Мишка толкнул двери, прошел через сенцы и, распахнув вторую дверь, вошел в гостиную – трапезную и кухню по совместительству. Здесь оказалось людно, человек пять стояло, столько же лежало на полу. Позы лежащих сомнений не вызывали, убиты и скорее всего хозяева, и обслуживающий персонал, постоялого двора. А вот убийцы – злодеи, тоже несомненно – оставшиеся в живых. У двоих в руках еще мушкеты дымятся, а двое с обнаженными клинками замерли.

 

Кроме пятерых стоящих убийц и лежащих пятерых убитых, на табуретке сидела девица, вцепившаяся в руку стоящего перед ней уже знакомого Мишке «Треугольного». Он, очевидно, о чем-то ее спрашивал, прихватив за русую косу.

Мишка вошел совсем не кстати, помешав и «Треугольный» недовольно повернул свою рожу в сторону заскрипевших дверей. Был он сейчас без цилиндра и оказался лыс, как бильярдный шар.

« Классический злодей из Чарли Чаплинских фильмов немых»,– подумал Мишка.

А «классический злодей»– парень решительный и разговоры разговаривать не стал, скомандовав:

– Убить!– и двое с шпагами прыгнули в сторону входной двери. В одном из них Мишка узнал Сержа Дюма. Тот тоже узнал его и, придержав за руку напарника, крикнул охрипшим от волнения голосом:

– Экселенц, это они. Главные в Торговом Доме.– Экселенц, живо сориентировавшись, косу девичью из руки выпустил, и подпрыгнул от радости.

– Какая удача! Сами пришли. Хватай, вяжи!– и сам кинулся помогать, размахивая куском пеньковой веревки, появившейся у него в руке невесть откуда.
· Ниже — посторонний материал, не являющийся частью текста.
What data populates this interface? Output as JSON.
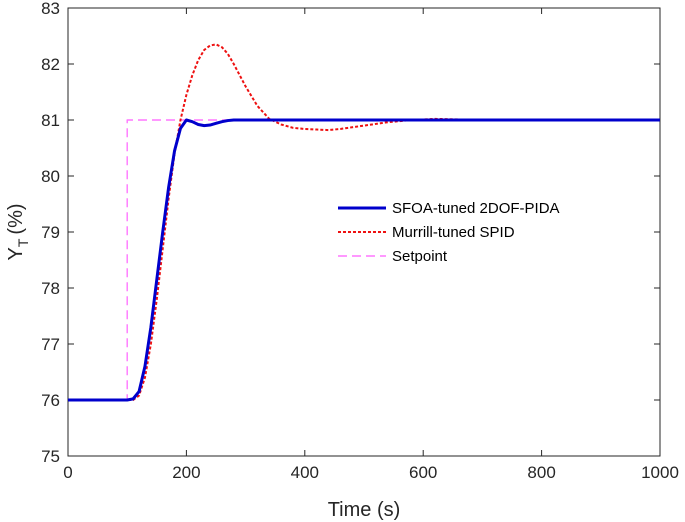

– Давно столько сразу придурков в одном месте не встречал, – удивился Серега, отшвыривая от себя первого подскочившего к нему молодца, пытавшегося оглушить его рукоятью пистолета. Молодец сполз тихо по бревенчатой стене и притих, а следом полетел Серж Дюма, размахивая обломком шпаги.

Этому не повезло, впечатался в стену рожей и повис, вцепившись в рукоять шпаги мертвой хваткой. Обломок вошел между бревнами легко, как шило в зад.

Еще двоих глушанули, так же качественно. Причем Серега, «квадратнорожего» аккуратно повесил, согнув, на дверное полотно. Видимо, чтобы не забыть, потом расспросить о национальном самосознании.

Дверь поскрипывала недовольно под тяжестью медвежьей, согнутого пополам «татаро-немце-француза» и голова его при этом ударялась в печной выбеленный бок. Не сильно, но громко. И понятно почему. Печь внутри пустая и голова тоже. Пустое, по пустому всегда так бывает.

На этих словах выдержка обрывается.